The chief priests and scribes have an agenda: Make Christ look foolish so the crowds will stop joining his movement. Remember, this is after about three years of Jesus teaching and preaching and miracles and such and now he’s in their very Temple teaching about the Gospel. So, they ask a question akin to “Have you stopped beating your wife?” There’s no winning answer. So, Jesus asks a question in which their response is lose/lose. Appearances.

Jesus tells a parable about a vineyard owner who has representatives to get his share of the profits of what he owned. They workers killed the owner’s employees who were just doing their jobs. Then Jesus tells him that the owner would send his son because surely they wouldn’t kill his very own son, right? This should’ve elicited cries from the crowd when Jesus said that the son was killed. Nothing. Until Jesus said the owner was going to send in people to kill the out-of-control workers. Then the hearers cried out about how unfair that was. The leaders wanted to arrest Jesus then and there, but couldn’t because it would look petty given the story was about them. Appearances.

Then the leaders tried to get Jesus to claim allegiance to the government…again a trap. Jesus works his way around that, too…further frustrating the religious elite.

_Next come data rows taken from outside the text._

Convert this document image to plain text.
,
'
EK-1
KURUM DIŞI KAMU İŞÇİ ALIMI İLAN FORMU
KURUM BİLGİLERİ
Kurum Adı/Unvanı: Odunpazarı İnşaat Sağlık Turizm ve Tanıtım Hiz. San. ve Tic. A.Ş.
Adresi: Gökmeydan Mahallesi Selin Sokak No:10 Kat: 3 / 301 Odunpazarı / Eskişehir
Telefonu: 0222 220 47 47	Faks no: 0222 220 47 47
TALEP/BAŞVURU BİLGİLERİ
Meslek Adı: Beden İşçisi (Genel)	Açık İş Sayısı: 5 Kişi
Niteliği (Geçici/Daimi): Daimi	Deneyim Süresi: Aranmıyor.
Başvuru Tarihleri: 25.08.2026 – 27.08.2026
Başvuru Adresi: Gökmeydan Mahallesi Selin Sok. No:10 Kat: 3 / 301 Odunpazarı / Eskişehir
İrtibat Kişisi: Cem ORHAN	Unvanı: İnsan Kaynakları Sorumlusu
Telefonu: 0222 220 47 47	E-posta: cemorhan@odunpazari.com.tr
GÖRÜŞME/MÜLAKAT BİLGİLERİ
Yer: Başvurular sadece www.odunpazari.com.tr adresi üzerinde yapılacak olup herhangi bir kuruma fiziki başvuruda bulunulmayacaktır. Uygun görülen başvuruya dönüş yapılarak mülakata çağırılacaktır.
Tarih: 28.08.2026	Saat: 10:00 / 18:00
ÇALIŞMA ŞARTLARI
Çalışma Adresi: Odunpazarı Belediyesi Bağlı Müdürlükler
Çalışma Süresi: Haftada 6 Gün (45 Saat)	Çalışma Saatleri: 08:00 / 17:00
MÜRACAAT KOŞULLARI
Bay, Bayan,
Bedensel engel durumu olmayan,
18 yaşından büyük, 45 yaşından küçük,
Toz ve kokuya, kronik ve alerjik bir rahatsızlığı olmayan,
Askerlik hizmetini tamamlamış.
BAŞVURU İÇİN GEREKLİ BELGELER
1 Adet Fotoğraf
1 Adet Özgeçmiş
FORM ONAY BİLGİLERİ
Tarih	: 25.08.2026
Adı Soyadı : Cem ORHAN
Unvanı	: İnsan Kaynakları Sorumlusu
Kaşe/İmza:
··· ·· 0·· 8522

Then the leaders of another sect try to trap Jesus in a theological quandary. Jesus handles it again…and now this silences the public attempts to trap him once and for all. Their desire to stop asking questions was tied to their desire to stop being embarrassed. Appearances.

A widow’s small but sacrificial gift is valued more than the boys in the elaborate robes clanging bells to let everyone know how much they were giving. Jesus exposed their appearances.

People were admiring the architectural beauty of the Temple. Jesus reminded them that the impressive APPEARANCE of the Temple was irrelevant in light of the reality that one day it would become rubble. The end times had a series of wars and earthquakes and famine and family infighting and eventually the Son of Man would come back. The APPEARANCE of things wasn’t the reality of things. In fact, you’re looking at a fig tree and see the leaves now, folks…but you don’t see what the fig tree will be like in the future. Fun fact: Fig trees meant a lot to Israel. Kind of symbolic of their nation.

This section is about appearances.

And that’s why I thought my fraternity brothers were at least honest about who they were and what they were doing. Their Bro-Code meant something.

And that’s why I distanced from the other fraternity brother who used to play Amy Grant at top volume in the house while he was getting ready for church. He even said things like, “They kept me up before the Lord’s Day with their late night party. I’ll keep them up while I get ready for the party that really matters!” He meant this stuff, too.

But I was no better. I surely guarded my appearance and image. Still do. I value my perception like everyone else.

And today, I’m praying that I’ll focus a lot more about authentically following Christ than whatever image I might want others to see…

…even if it means that people don’t like what they see, at least what they see is real.